Chicago’s mayor pushes back as Trump administration readies immigration crackdown

Chicago Mayor Brandon Johnson speaks during a news conference at River Point Park, Monday, Aug. 25, 2025, in Chicago.
Nam Y. Huh/AP
Chicago’s mayor has limited how much his city’s police department can cooperate with federal immigration agents, in response to threats from the Trump administration to “ramp up” immigration enforcement operations in the city.
On Saturday, Chicago Mayor Brandon Johnson signed an executive order barring the city’s police department from collaborating with federal officers conducting civil immigration enforcement operations, and with U.S. military personnel on police patrols.
Johnson, a Democrat, said Trump was acting outside “the bounds of the Constitution” by threatening to send more federal law enforcement officers or even the National Guard to Chicago against the wishes of state and local leaders
Chicago Mayor Brandon Johnson has sharply criticized former President Donald Trump’s recent call to deploy the National Guard to Chicago for a federal crime crackdown. Johnson warned that residents would resist such measures, saying that Chicagoans are “used to standing up against tyranny” and would not tolerate their city turning into a “military-occupied state.”
Trump’s comments over the weekend, suggesting intensified federal law enforcement in Chicago, were also condemned by Illinois Governor J.B. Pritzker, who dismissed the plan as a “manufactured crisis.” Both Johnson and Pritzker, prominent Democrats, have publicly minimized the urgency of the city’s crime challenges, even as violent crime statistics continue to draw national attention.

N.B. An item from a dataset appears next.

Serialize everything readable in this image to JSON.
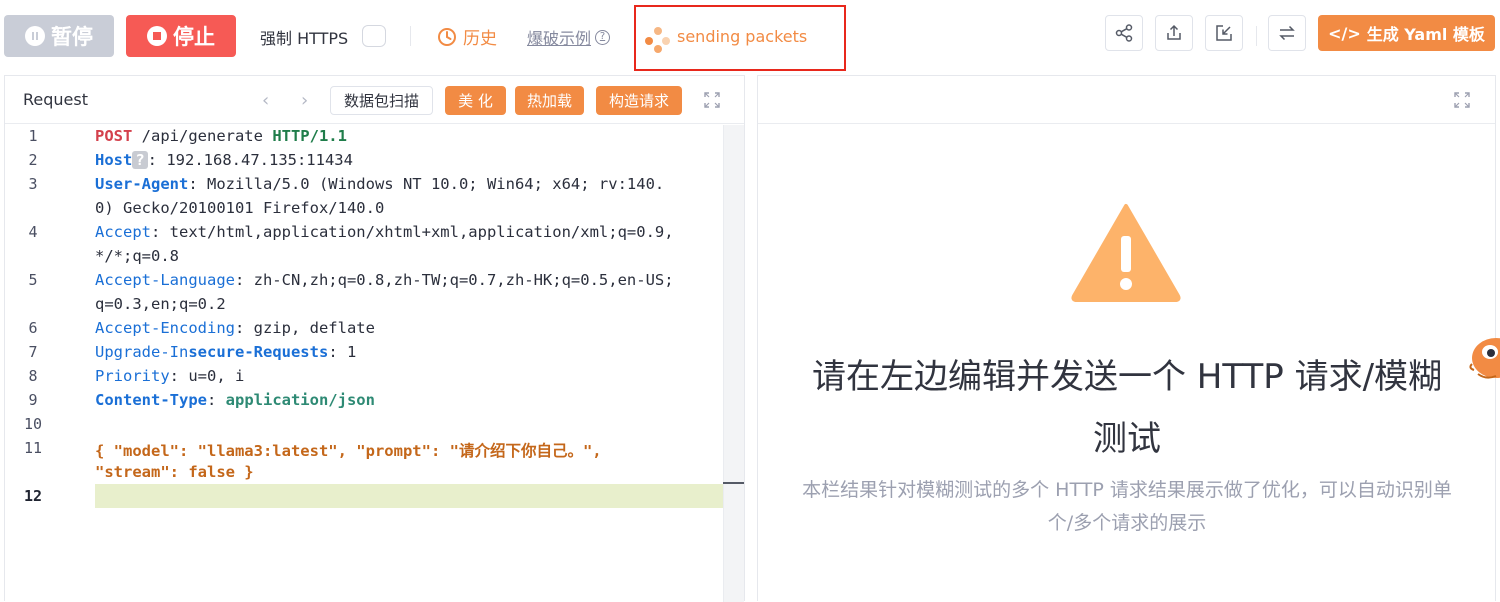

Mayor Johnson stressed Chicago’s commitment to local governance and questioned the role of federal agents, pointing out that they “do not have police powers.” He expressed solidarity with other Democratic leaders, including Los Angeles Mayor Karen Bass, in rejecting what he described as authoritarian tactics. Johnson also made it clear that the city would pursue legal and civic measures to counter any unwarranted federal intervention.
“We do not want to see tanks in our streets. We do not want to see families ripped apart,” Johnson said. “We do not want grandmothers thrown into the back of unmarked vans. We don’t want to see homeless Chicagoans harassed or disappeared by federal agents.”
President Trump, in a post on his social media site Truth Social on Saturday, criticized Illinois’ Democratic Gov. JB Pritzker and suggested federal forces could be dispatched to the Midwest city to fight crime.
“Six people were killed, and 24 people were shot, in Chicago last weekend, and JB Pritzker, the weak and pathetic Governor of Illinois, just said that he doesn’t need help in preventing CRIME,” Trump wrote. “He is CRAZY!!! He better straighten it out, FAST, or we’re coming!”
The Trump administration recently deployed National Guard members to the streets of Washington, D.C. in an effort to reduce crime in the nation’s capital.
On Sunday, Pritzker said on CBS’s Face the Nation that the possibility of sending the U.S. military to the streets of an American city amounts to an “attack on the American people by the President of the United States.”
Pritzker also said Trump also had “other aims” besides simply fighting crime, such as disrupting the 2026 midterm elections. “He’ll just claim that there’s some problem with an election, and then he’s got troops on the ground that can take control, if in fact he’s allowed to do this,” the governor said.